By using Sisters Code services, you acknowledge that you have read, understood, and agree to this Privacy Policy and the collection, use, and disclosure of your personal information as described herein.

Thank you for trusting Sisters Code with your personal information. We are committed to protecting your privacy and empowering your entrepreneurial journey with confidence and security.

SUPPLEMENTARY INFORMATION FOR SPECIFIC JURISDICTIONS

California Residents (CCPA/CPRA)

Categories of personal information collected (last 12 months):

CategoryExamplesCollected?
IdentifiersName, email, IP address, account IDYes
Personal recordsPhone number, payment informationYes
Commercial informationPurchase history, services usedYes
Internet activityBrowsing history, interactions with websiteYes
Geolocation dataGeneral location from IP addressYes
Professional informationBusiness name, industry, job titleYes
InferencesPreferences, interests, behavior predictionsYes
Sensitive personal informationAccount credentials (encrypted)Yes

Categories of personal information disclosed for business purposes (last 12 months):

  • Identifiers (to service providers, payment processors)
  • Commercial information (to analytics providers)
  • Internet activity (to analytics providers)

We do not sell or share personal information for cross-context behavioral advertising.

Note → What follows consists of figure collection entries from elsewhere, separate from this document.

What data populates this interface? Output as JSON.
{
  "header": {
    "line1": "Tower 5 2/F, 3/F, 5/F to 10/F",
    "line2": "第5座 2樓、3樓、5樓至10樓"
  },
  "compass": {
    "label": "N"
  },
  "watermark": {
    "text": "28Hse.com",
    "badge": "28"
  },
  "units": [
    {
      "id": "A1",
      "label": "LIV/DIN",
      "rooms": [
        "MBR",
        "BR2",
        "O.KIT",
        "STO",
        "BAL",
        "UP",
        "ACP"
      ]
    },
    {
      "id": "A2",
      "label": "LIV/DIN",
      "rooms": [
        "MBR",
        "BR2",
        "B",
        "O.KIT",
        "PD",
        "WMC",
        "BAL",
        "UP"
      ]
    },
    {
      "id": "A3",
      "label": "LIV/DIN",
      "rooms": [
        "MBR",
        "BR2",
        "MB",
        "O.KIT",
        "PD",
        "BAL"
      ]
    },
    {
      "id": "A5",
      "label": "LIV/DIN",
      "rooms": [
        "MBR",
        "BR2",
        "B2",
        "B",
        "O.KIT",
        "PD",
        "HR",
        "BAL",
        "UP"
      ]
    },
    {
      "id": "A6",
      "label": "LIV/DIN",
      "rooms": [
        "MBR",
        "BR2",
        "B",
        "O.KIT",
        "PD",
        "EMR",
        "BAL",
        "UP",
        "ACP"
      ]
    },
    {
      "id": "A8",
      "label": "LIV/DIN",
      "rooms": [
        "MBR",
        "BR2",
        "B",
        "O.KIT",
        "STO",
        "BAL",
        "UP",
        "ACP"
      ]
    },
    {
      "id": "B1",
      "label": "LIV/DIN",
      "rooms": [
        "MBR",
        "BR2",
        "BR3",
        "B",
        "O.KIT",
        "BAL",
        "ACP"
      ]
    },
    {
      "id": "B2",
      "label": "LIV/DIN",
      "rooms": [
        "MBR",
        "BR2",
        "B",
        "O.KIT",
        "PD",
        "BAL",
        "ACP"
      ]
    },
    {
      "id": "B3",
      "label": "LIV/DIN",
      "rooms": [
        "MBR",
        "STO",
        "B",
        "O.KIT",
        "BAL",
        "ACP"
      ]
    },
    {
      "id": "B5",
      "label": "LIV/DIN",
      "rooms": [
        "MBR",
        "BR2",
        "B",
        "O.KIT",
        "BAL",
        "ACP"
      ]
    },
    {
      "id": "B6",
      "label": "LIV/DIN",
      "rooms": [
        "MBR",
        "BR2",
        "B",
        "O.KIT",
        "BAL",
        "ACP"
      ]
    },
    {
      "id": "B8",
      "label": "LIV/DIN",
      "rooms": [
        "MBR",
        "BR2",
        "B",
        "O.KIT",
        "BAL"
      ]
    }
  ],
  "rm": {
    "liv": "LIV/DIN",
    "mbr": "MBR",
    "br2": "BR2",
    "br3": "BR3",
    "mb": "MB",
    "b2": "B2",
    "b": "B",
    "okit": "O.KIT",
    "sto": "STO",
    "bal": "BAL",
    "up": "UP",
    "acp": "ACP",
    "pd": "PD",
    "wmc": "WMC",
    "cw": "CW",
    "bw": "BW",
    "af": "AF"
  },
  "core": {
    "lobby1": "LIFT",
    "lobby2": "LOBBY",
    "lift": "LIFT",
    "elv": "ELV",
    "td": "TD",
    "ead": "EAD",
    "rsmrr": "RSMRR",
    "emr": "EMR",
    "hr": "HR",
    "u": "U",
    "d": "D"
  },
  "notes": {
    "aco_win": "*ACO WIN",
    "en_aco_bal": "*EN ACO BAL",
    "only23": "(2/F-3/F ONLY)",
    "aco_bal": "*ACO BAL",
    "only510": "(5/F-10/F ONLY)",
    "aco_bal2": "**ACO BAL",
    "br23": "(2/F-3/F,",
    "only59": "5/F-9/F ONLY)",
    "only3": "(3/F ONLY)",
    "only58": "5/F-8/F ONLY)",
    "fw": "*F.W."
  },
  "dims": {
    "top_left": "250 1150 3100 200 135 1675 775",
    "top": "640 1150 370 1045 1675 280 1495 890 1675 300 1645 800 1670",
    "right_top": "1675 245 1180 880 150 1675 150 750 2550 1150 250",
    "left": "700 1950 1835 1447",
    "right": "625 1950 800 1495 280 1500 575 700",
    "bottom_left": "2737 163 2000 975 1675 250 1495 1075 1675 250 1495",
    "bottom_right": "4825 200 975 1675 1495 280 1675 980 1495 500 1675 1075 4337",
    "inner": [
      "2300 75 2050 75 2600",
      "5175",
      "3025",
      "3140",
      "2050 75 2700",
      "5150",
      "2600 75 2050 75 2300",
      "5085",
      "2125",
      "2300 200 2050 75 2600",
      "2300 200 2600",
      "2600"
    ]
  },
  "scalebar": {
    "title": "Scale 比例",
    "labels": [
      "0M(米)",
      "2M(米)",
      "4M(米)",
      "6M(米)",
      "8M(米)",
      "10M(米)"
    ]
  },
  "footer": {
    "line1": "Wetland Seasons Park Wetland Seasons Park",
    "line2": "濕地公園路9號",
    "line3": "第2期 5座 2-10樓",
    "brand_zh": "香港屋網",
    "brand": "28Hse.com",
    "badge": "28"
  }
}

California-specific rights:

  • Right to know what personal information is collected
  • Right to know whether personal information is sold or shared
  • Right to opt out of sale or sharing (not applicable—we don't sell)
  • Right to limit use of sensitive personal information
  • Right to delete personal information
  • Right to correct inaccurate personal information
  • Right to non-discrimination for exercising rights

Retention periods:

See "Data Retention and Storage" section above.

How to exercise rights:

Email info@sisters-code.org or submit a request via our website. We will verify your identity and respond within 45 days (may extend up to 90 days for complex requests).

European Residents (GDPR)

Data controller:

Sisters Code

Email: info@sisters-code.org

Data protection representative (if applicable in EU):

[Name and contact information if you have appointed an EU representative]

Supervisory authority:

You can lodge a complaint with your national data protection authority. Contact details available at: https://edpb.europa.eu/about-edpb/board/members_en

Legal basis for processing:

  • Consent (marketing, cookies, optional features)
  • Contract (service delivery, payments)
  • Legitimate interests (analytics, security, improvements)
  • Legal obligations (compliance, record-keeping)

Data transfers:

We transfer data outside the EEA using Standard Contractual Clauses and other approved mechanisms.

Automated decision-making:

We do not use automated decision-making or profiling that produces legal effects or similarly significantly affects you.